Духовник что-то сказал бывшему полицмейстеру, тот перекрестился и встал на колени. Палач взмахнул своим страшным орудием, солнечный зайчик, отразившись от стали, попал Павлу на лицо, а через секунду, голова коменданта Петербурга уже висела в воздухе – палач держал ее за волосы и показывал народу.

Толпа закричала, но император не смог разобрать, чего в этом крике было больше – ужаса или восторга.

За Паленом последовали Платон и Николай Зубовы. Бывший фаворит Екатерины ничем не выдал своего страха, но рука его заметно дрогнула, когда совершала последнее в жизни крестное знамение.

Беннигсен, Аргамаков, Талызин, Марин, Депрерадович, Волконский, Яшвиль, Татаринов… головы катились одна за другой. Толпа, насытившись зрелищем, уже не так бурно реагировала на каждую следующую казнь, только Павел, стоя на балконе, жмурился от весеннего солнца. Каждая отрубленная голова отдаляла его от смерти и давала надежду, на долгую жизнь.

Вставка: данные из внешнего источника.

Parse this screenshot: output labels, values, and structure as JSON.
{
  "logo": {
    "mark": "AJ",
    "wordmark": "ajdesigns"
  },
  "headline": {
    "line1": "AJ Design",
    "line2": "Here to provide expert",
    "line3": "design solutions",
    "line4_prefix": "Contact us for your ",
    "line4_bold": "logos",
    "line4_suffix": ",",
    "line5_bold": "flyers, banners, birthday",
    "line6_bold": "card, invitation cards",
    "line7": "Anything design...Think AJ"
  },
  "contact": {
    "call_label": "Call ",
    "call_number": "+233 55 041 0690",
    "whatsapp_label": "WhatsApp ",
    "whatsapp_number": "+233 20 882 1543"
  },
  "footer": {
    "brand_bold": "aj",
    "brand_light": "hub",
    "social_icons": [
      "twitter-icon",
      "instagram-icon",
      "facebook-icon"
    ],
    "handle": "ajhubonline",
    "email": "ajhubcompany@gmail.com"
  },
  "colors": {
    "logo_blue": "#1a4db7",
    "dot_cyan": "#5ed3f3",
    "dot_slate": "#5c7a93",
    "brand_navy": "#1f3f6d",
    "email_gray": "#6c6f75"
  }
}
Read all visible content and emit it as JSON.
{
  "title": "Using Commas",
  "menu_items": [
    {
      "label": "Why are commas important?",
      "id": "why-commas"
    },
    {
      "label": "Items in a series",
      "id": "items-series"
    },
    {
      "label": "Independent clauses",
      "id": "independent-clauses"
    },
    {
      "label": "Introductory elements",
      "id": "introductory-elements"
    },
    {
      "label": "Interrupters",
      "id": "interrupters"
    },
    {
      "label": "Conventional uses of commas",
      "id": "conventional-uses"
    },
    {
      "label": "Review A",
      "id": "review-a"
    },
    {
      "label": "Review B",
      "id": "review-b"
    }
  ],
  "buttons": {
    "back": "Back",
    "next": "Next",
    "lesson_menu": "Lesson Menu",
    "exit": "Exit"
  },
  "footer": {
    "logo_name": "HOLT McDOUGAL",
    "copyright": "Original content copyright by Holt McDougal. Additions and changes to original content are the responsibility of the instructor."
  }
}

Наконец, пришла очередь последнего, двенадцатого осужденного — великого князя. Все время, пока казнили других участников заговора, Александр смотрел под ноги, и не пошевелился даже, когда кровь генерала Беннигсена попала на его рубашку. Барабанная дробь усилилась. Толпа затихла. Павел кивнул стоящему рядом Аракчееву и громко, чтобы слышали все собравшиеся на площади, сказал Александру:

— Ваше высочество! – Барабаны замолкли, все, как один, повернулись в сторону императора. – Я не виню вас в том, что злые люди обманули вас и заманили в сети! Я прощаю вам вашу глупость. – Тут он сделал паузу. — И объявляю: ПОМИЛОВАТЬ!

Народ зашумел, в воздух снова взлетели шапки. Александр поднял голову и посмотрел на балкон. Ресницы его были покрыты инеем, на щеках блестели влажные дорожки, которые тоже медленно замерзали. Люди замолчали, они ждали, что ответит наследник престола, но великий князь молчал.

— Я люблю тебя, сын! – торжественно произнес Павел. – Поднимайся скорее во дворец!

Люди закричали в едином порыве, и в этом крике была лишь одна эмоция – радость и любовь. Народ поверил Павлу. Народ поверил в Павла. Народ не обманулся.



* * *



С того памятного дня прошло больше недели. Павел Петрович сидел в кабинете и наслаждался обществом своего верного и преданного друга – Аракчеева Алексея Андреевича.

Генерал-майор стоял у окна, глядя на площадь, где несколько дней назад Павел изменил судьбу России.

— Я все же не понимаю, зачем вы, Ваше Величество, так жестоко обошлись с сыном.

— И не поймешь. – Павел улыбнулся, вспоминая, как помилованный Александр поднялся к нему на балкон и обнял, а тысячи лиц умиленно смотрели на них и радовались.

В дверь постучали, и на пороге появился Саблуков.

— В чем дело, генерал?

Николай Александрович щелкнул каблуками и вытянулся по стойке «смирно». Со времени повышения, пользуясь безграничным доверием государя, Саблуков выстроил службу в своем полку таким образом, что Измайловцы стали примером для всех остальных гвардейцев. Наклонив голову, Саблуков протянул императору письмо.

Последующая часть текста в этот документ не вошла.